A Comissão Europeia adotou uma postura aberta a discutir vínculos comerciais mais estreitos com o Reino Unido, incluindo uma possível união aduaneira. O comissário de Economia, Valdis Dombrovskis, disse à BBC que o bloco está disposto a dialogar com mente aberta sobre o tema.
As declarações ocorrem em meio a pressão dentro do Partido Trabalhista para explorar uma união aduaneira com a UE, enquanto o governo britânico busca impulsionar o crescimento econômico diante de um cenário geopolítico instável. O líder trabalhista, Keir Starmer, sinalizou interesse em aprofundar ligações com o mercado único, mas afirmou que a união aduaneira pode não atender aos interesses atuais.
Após conversas com ministros, incluindo a secretária do Tesouro, Rachel Reeves, em Londres, Dombrovskis indicou que o Reino Unido não poderia escolher áreas específicas do mercado único para alinhamento mais próximo. A posição da UE continua sendo a de que a participação no mercado único, com as quatro liberdades, é a opção mais mutuamente benéfica.

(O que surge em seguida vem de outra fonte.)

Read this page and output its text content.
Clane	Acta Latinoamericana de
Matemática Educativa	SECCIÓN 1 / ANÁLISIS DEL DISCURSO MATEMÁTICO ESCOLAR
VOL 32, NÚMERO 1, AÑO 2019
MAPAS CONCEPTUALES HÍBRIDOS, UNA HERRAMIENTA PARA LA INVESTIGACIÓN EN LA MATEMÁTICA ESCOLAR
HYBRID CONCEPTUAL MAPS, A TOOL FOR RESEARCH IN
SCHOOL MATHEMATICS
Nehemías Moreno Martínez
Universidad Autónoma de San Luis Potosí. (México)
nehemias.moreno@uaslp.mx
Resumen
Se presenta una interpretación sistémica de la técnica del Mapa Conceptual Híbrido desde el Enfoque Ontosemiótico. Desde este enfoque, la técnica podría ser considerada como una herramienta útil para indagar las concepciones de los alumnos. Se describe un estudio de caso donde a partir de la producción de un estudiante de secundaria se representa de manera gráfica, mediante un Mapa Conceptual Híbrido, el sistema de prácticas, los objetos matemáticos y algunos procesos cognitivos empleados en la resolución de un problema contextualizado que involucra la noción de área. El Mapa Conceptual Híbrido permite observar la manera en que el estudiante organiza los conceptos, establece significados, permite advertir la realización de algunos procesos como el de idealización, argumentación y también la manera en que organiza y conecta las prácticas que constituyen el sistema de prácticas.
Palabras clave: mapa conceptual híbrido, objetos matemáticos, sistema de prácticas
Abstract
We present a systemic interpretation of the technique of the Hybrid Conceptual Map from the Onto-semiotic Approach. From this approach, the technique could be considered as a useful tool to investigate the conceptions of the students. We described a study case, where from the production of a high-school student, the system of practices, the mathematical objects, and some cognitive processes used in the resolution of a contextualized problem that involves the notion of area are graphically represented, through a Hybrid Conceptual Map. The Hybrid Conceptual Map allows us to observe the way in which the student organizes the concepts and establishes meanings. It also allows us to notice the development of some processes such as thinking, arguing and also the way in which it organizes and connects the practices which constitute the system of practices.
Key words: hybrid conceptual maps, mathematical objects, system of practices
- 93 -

Ontem, a presidente do Parlamento Europeu, Roberta Metsola, deixou antever uma mensagem de que Europa e Reino Unido precisam de uma nova forma de cooperação em comércio, alfândega, pesquisa, mobilidade e defesa, conforme cópia antecipada de discurso obtida por veículos. A comissão enfatizou que o mercado único continua a ser um ativo valioso para a relação.
Entre os temas em pauta, seguem negociações sobre acordo veterinário, programa de intercâmbio jovem e ligação de sistemas de comércio de emissões de carbono. Oficiais avaliaram que futuras discussões, inclusive em uma cúpula UE-UK ainda sem data marcada, devem esclarecer as intenções britânicas.
Analistas observam que a adoção de uma união aduaneira restringiria acordos comerciais com países como Índia, Austrália e Japão, que hoje destacam-se como símbolos do Brexit. Em contrapartida, uma aproximação maior com a UE poderia reinterpretar o peso das negociações externas britânicas.